Ciò che abbiamo ricevuto con l’intelligenza della fede nella notte di Pasqua, si tratta ora di tenerlo nelle nostre mani per farne della vita!
Colletta del Venerdì di Pasqua: «quod professione celebramus, imitemur effectu» («riprodurre con le opere ciò che professiamo esternamente»).
Ecco cosa ci spinge nei nostri sogni! Non che ciò che abbiamo celebrato con una professione di fede così solenne durante la santa Notte sia un sogno (è anzi probabilmente, al contrario, la realtà suprema). Ma l’illusione nasce quando si pensa che sia sufficiente riferirvisi mentalmente. Con due parole energiche, la liturgia c’invita al più esigente realismo: imitemur effectu, riprodurre con le opere!
Tradurre in miele la luce caduta dalle corolle.
Quando trasformiamo in carità effettiva quello che traiamo dall’interno di questi testi, siamo veramente le api del buon Dio.
Vi ho detto che la santa liturgia ci dona la caparra dell’eternità.
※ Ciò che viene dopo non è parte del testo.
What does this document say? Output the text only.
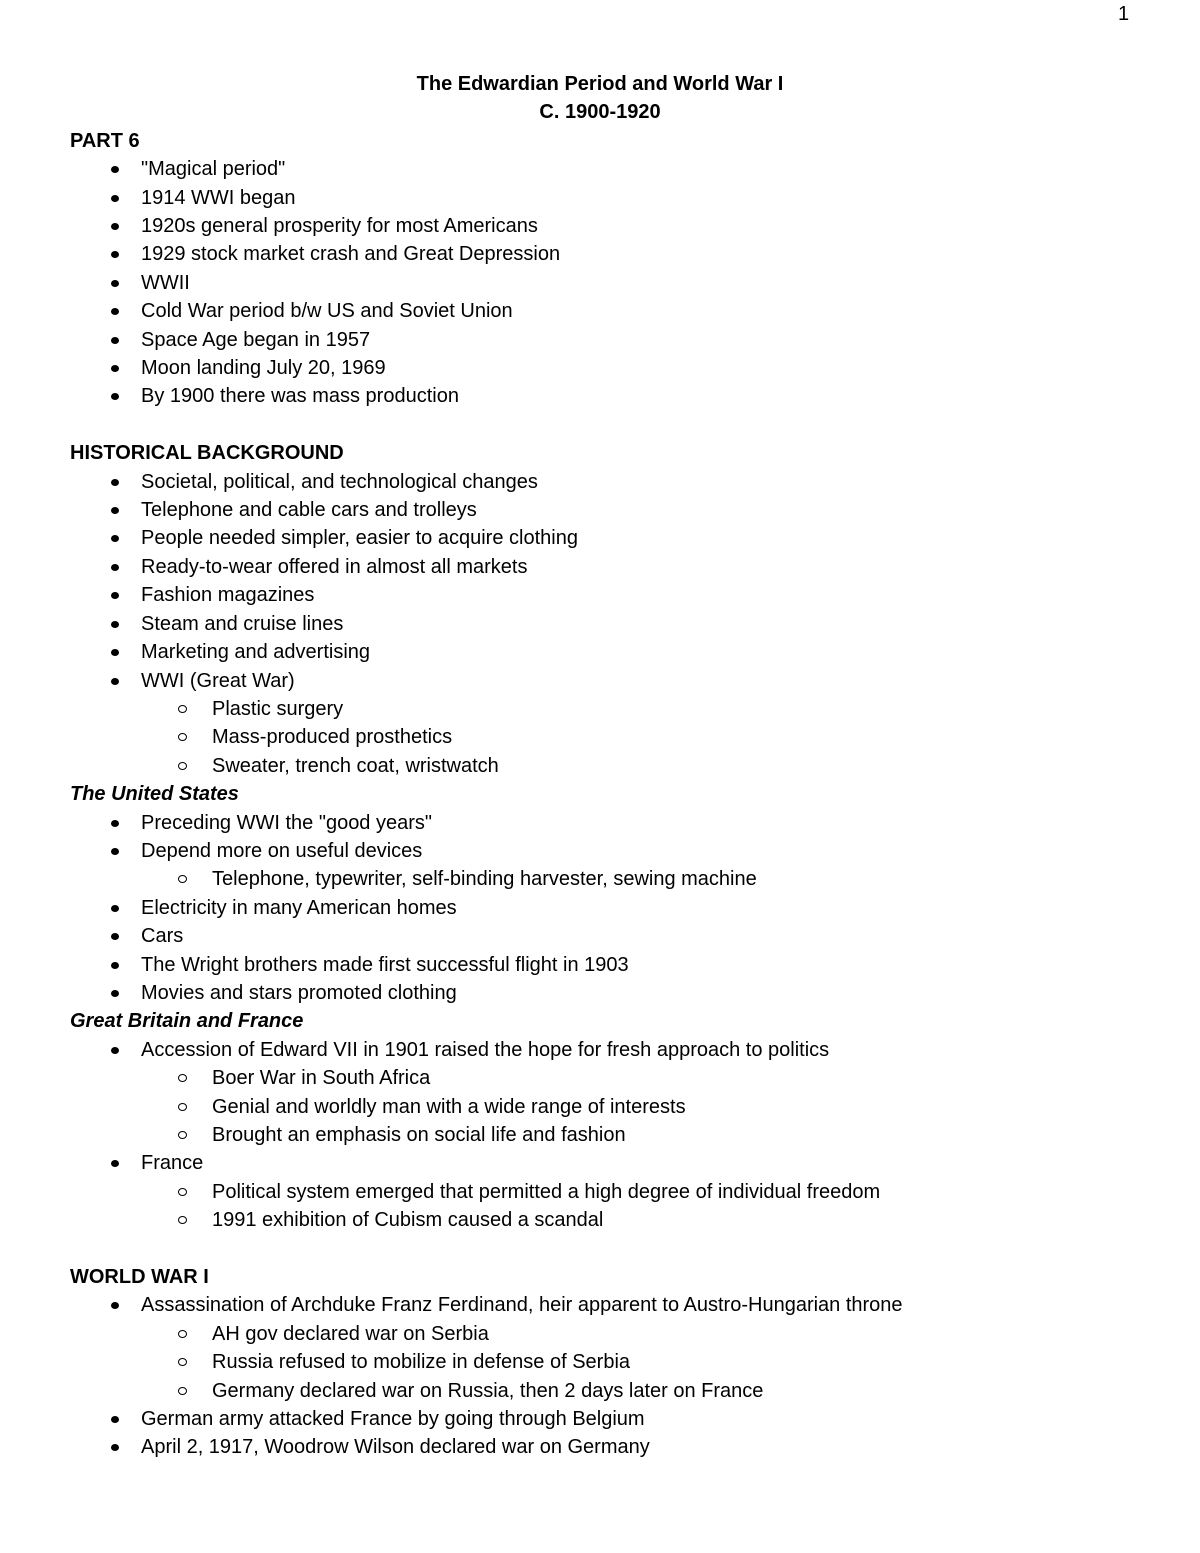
1
The Edwardian Period and World War I
C. 1900-1920
PART 6
"Magical period"
1914 WWI began
1920s general prosperity for most Americans
1929 stock market crash and Great Depression
WWII
Cold War period b/w US and Soviet Union
Space Age began in 1957
Moon landing July 20, 1969
By 1900 there was mass production
HISTORICAL BACKGROUND
Societal, political, and technological changes
Telephone and cable cars and trolleys
People needed simpler, easier to acquire clothing
Ready-to-wear offered in almost all markets
Fashion magazines
Steam and cruise lines
Marketing and advertising
WWI (Great War)
Plastic surgery
Mass-produced prosthetics
Sweater, trench coat, wristwatch
The United States
Preceding WWI the "good years"
Depend more on useful devices
Telephone, typewriter, self-binding harvester, sewing machine
Electricity in many American homes
Cars
The Wright brothers made first successful flight in 1903
Movies and stars promoted clothing
Great Britain and France
Accession of Edward VII in 1901 raised the hope for fresh approach to politics
Boer War in South Africa
Genial and worldly man with a wide range of interests
Brought an emphasis on social life and fashion
France
Political system emerged that permitted a high degree of individual freedom
1991 exhibition of Cubism caused a scandal
WORLD WAR I
Assassination of Archduke Franz Ferdinand, heir apparent to Austro-Hungarian throne
AH gov declared war on Serbia
Russia refused to mobilize in defense of Serbia
Germany declared war on Russia, then 2 days later on France
German army attacked France by going through Belgium
April 2, 1917, Woodrow Wilson declared war on Germany
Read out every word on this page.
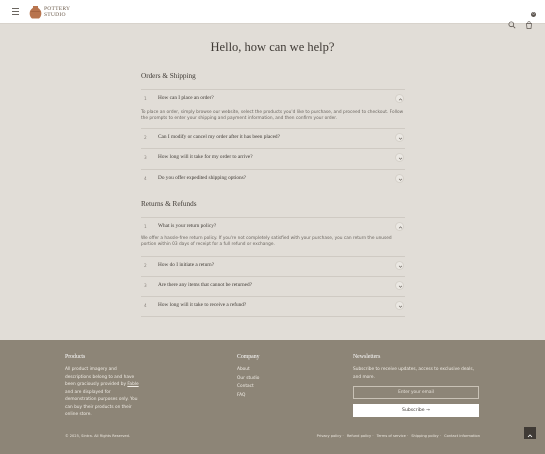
POTTERY
STUDIO
	0
Hello, how can we help?
Orders & Shipping
1 How can I place an order?
To place an order, simply browse our website, select the products you'd like to purchase, and proceed to checkout. Follow the prompts to enter your shipping and payment information, and then confirm your order.
2 Can I modify or cancel my order after it has been placed?
3 How long will it take for my order to arrive?
4 Do you offer expedited shipping options?
Returns & Refunds
1 What is your return policy?
We offer a hassle-free return policy. If you're not completely satisfied with your purchase, you can return the unused portion within 03 days of receipt for a full refund or exchange.
2 How do I initiate a return?
3 Are there any items that cannot be returned?
4 How long will it take to receive a refund?
Products
All product imagery and
descriptions belong to and have
been graciously provided by Fable
and are displayed for
demonstration purposes only. You
can buy their products on their
online store.
Company
About
Our studio
Contact
FAQ
Newsletters
Subscribe to receive updates, access to exclusive deals,
and more.
Enter your email
Subscribe →
© 2025, Sintra. All Rights Reserved.	Privacy policy · Refund policy · Terms of service · Shipping policy · Contact information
È rigorosamente vero. Il termine compare in san Paolo – «arrabon» (Ef 1,14) –, non solo il pegno, ma una garanzia reale (versare una caparra non consiste nel fare delle promesse, ma denaro contante!).
Il buon Dio ha sigillato l’unione nuziale del suo Figlio unigenito con la Chiesa concedendole una dote regale: i gioielli della sua liturgia e dei suoi sacramenti. Il fiume liturgico è una collana di perle. Ed è per suo tramite che ella ci parla dell’eternità.
Ella si comporta come fece Marco Polo al suo ritorno dalla Cina. L’episodio vi è noto: dopo ottant’anni di assenza eccolo sbarcare a Venezia con suo padre Nicola e suo zio Matteo. Tutti e tre indossano dei costumi asiatici, ma si dichiarano veneziani. Non si crede loro. Allora offrono un banchetto in città e poi, dopo la cena, si alzano in silenzio e in contemporanea si strappano i vestiti di dosso, lasciando cadere a terra rubini, zaffiri e smeraldi. Ecco, la santa Chiesa fa lo stesso: i diamanti della sua liturgia ci parlano dell’Altro Mondo!
Poi viene il Tempo dopo la Pentecoste, e la luce della Pasqua continuerà a diffondersi attraverso il Temporale e il Santorale; essa ci parla del cielo: approfittatene.
Sono contento perché uno di voi mi ha detto che gustava il pane quotidiano della liturgia, l’invisibile, l’elementare: quella strofa dell’inno, l’altro versetto del salmo, che recitiamo ogni giorno. Tutto è grande nella liturgia perché tutto viene da Dio e tutto risale a Lui con una sovrana efficacia.
Come dice dom Guéranger, «la preghiera della Chiesa è la più piacevole all’orecchio e al cuore di Dio, e perciò la più potente. Fortunato quindi colui che prega con la Chiesa, che associa i suoi voti particolari a quelli di questa Sposa cara allo Sposo e sempre esaudita».
[Dom Gérard Calvet O.S.B. (1927-2008), Le mystère pascal continue, in Itinéraires, n. 244, giugno 1980, pp. 102-106, poi in Benedictus. Écrits Spirituels. Tome I, Éditions Sainte-Madeleine, Le Barroux 2009, pp. 185-190, trad. it. di fr. Romualdo Obl.S.B.]